There is as yet no cure or disease-modifying treatment, although the ultimate cause of Friedrich’s Ataxia is well understood: It arises when both of the patient’s copies of a gene called FXN contain an abnormally high, or “expanded,” number of short DNA sequences called tandem repeats. The more repeats, the worse the disease. A major barrier in finding therapies for the disease is that researchers haven’t been able to determine how this abnormality within the gene leads to such a complex and devastating disorder.
The group will use single-cell techniques to investigate the possibility that the 3D folding patterns of the DNA are functionally linked to the severity of instability of a specific short tandem repeat sequence in FXN, leading to severe pathologic gene silence. Discoveries from the research funded by this grant will shed light on the causes—and possibly inspire new treatments—not only for Friedrich’s Ataxia but also of other repeat expansion disorders.

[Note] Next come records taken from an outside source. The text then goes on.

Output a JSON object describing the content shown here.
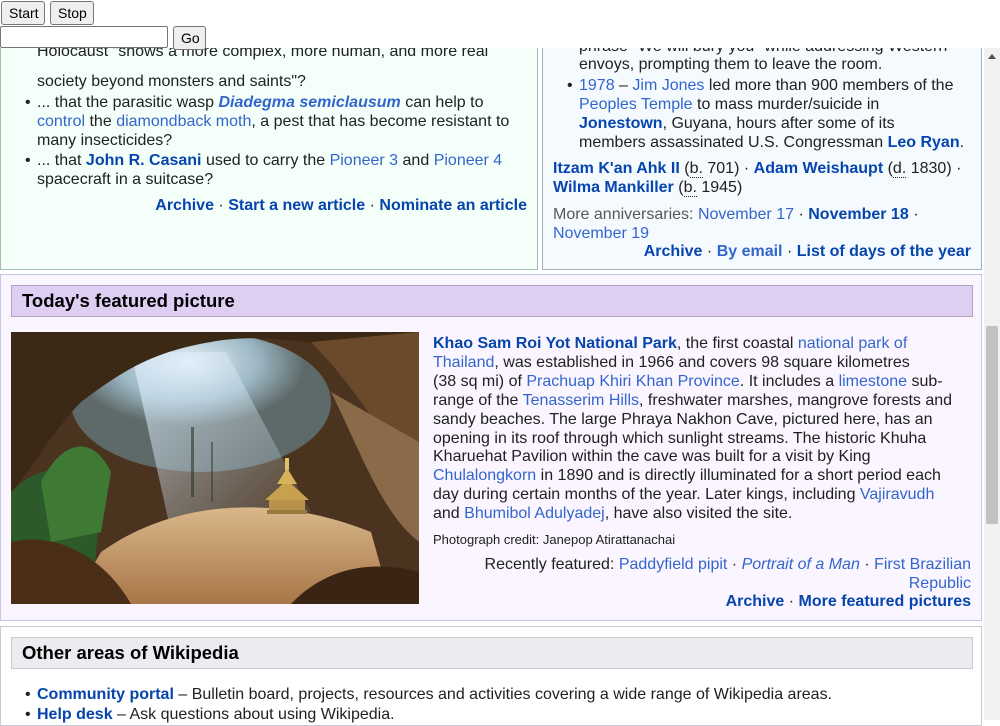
{
  "controls": {
    "start_label": "Start",
    "stop_label": "Stop",
    "go_label": "Go",
    "url_value": ""
  },
  "dyk": {
    "top_partial": "Holocaust \"shows a more complex, more human, and more real",
    "line2": "society beyond monsters and saints\"?",
    "item2": {
      "prefix": "... that the parasitic wasp",
      "wasp": "Diadegma semiclausum",
      "mid": "can help to",
      "control": "control",
      "the": "the",
      "moth": "diamondback moth",
      "rest1": ", a pest that has become resistant to",
      "rest2": "many insecticides?"
    },
    "item3": {
      "prefix": "... that",
      "person": "John R. Casani",
      "mid": "used to carry the",
      "p3": "Pioneer 3",
      "and": "and",
      "p4": "Pioneer 4",
      "rest": "spacecraft in a suitcase?"
    },
    "footer": {
      "archive": "Archive",
      "start_article": "Start a new article",
      "nominate": "Nominate an article"
    }
  },
  "otd": {
    "top_partial": "phrase \"We will bury you\" while addressing Western",
    "line_envoys": "envoys, prompting them to leave the room.",
    "item1978": {
      "year": "1978",
      "dash": "–",
      "jones": "Jim Jones",
      "mid": "led more than 900 members of the",
      "temple": "Peoples Temple",
      "mid2": "to mass murder/suicide in",
      "jonestown": "Jonestown",
      "mid3": ", Guyana, hours after some of its",
      "mid4": "members assassinated U.S. Congressman",
      "ryan": "Leo Ryan",
      "end": "."
    },
    "births": {
      "p1": "Itzam K'an Ahk II",
      "p1_abbr": "b.",
      "p1_year": "701)",
      "p2": "Adam Weishaupt",
      "p2_abbr": "d.",
      "p2_year": "1830)",
      "p3": "Wilma Mankiller",
      "p3_abbr": "b.",
      "p3_year": "1945)"
    },
    "more": {
      "label": "More anniversaries:",
      "d1": "November 17",
      "d2": "November 18",
      "d3": "November 19"
    },
    "footer": {
      "archive": "Archive",
      "email": "By email",
      "days": "List of days of the year"
    }
  },
  "tfp": {
    "heading": "Today's featured picture",
    "park": "Khao Sam Roi Yot National Park",
    "t1": ", the first coastal",
    "l_national": "national park of",
    "l_thailand": "Thailand",
    "t2": ", was established in 1966 and covers 98 square kilometres",
    "t3a": "(38 sq mi) of",
    "l_province": "Prachuap Khiri Khan Province",
    "t3b": ". It includes a",
    "l_limestone": "limestone",
    "t3c": "sub-",
    "t4a": "range of the",
    "l_hills": "Tenasserim Hills",
    "t4b": ", freshwater marshes, mangrove forests and",
    "t5": "sandy beaches. The large Phraya Nakhon Cave, pictured here, has an",
    "t6": "opening in its roof through which sunlight streams. The historic Khuha",
    "t7": "Kharuehat Pavilion within the cave was built for a visit by King",
    "l_chula": "Chulalongkorn",
    "t8": "in 1890 and is directly illuminated for a short period each",
    "t9": "day during certain months of the year. Later kings, including",
    "l_vajira": "Vajiravudh",
    "t10a": "and",
    "l_bhumibol": "Bhumibol Adulyadej",
    "t10b": ", have also visited the site.",
    "credit": "Photograph credit: Janepop Atirattanachai",
    "recent_label": "Recently featured:",
    "r1": "Paddyfield pipit",
    "r2": "Portrait of a Man",
    "r3a": "First Brazilian",
    "r3b": "Republic",
    "archive": "Archive",
    "more": "More featured pictures"
  },
  "other": {
    "heading": "Other areas of Wikipedia",
    "i1_link": "Community portal",
    "i1_text": "– Bulletin board, projects, resources and activities covering a wide range of Wikipedia areas.",
    "i2_link": "Help desk",
    "i2_text": "– Ask questions about using Wikipedia."
  },
  "sep": "·",
  "paren": "("
}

Unraveling Genomic Architecture’s Fourth Dimension
A second five-year grant, with total funding of $5.9 million over five years, will see Phillips-Cremins joined by four other principal investigators at Penn: Gerd Blobel, a professor of Pediatrics and Eric Joyce, an assistant professor of Genetics, both of Penn Medicine, as well as Bomyi Lim, an assistant professor of Chemical and Biomolecular Engineering and Arjun Raj, professor of Bioengineering, both of Penn Engineering. Raj and Lim have secondary appointments are in Penn Medicine’s departments of Genetics and Cell and Developmental Biology, respectively, and Stanley Qi of Stanford University will also serve as a principle investigator.
This project will examine the “fourth dimension” of genomic architecture, namely, how it changes over time. The team’s studies will employ model systems ranging from induced pluripotent stem cell reprogramming, to erythroid differentiation, and neural circuit activation.
The team plans to develop new microscopy and sequencing methods to capture a series of what are effectively snapshots of the 3D genome as it changes its conformations. These changes, which form and un-form DNA loops, occur across a broad range of time scales from seconds to minutes to weeks. The investigators will also explore the genome’s structure-function relationship by developing new strategies to engineer loops on demand and across time scales, then engineering and imaging loops in single cells to quantify their dynamics in more realistic contexts.
New Spatial Epigenetics Center of Excellence at Penn
The two new grants will catalyze the formation of the Spatial Epigenetics Center of Excellence (SECOE) at Penn, formally establishing a hub of internationally renowned investigators focused on spatial approaches for studying epigenetic and genetic regulation across a wide range of organ and disease systems, as well as a time scales ranging from milliseconds to decades. Led by Phillips-Cremins, the members of the SECOE will pioneer new imaging, genome engineering, sequencing and computational technologies to understand human development and disease through the lens of spatial connections.
“Over the last decade, methods advancing our ability to query DNA’s higher-order folding patterns in the 3D nucleus have provided tremendous insight into how the genetic material works through long-range mechanisms to control genome function. Our center aims to establish a technology hub in Philadelphia to broaden the impact and application of spatial approaches to solve a wide range of fundamental biological questions.” says Phillips-Cremins.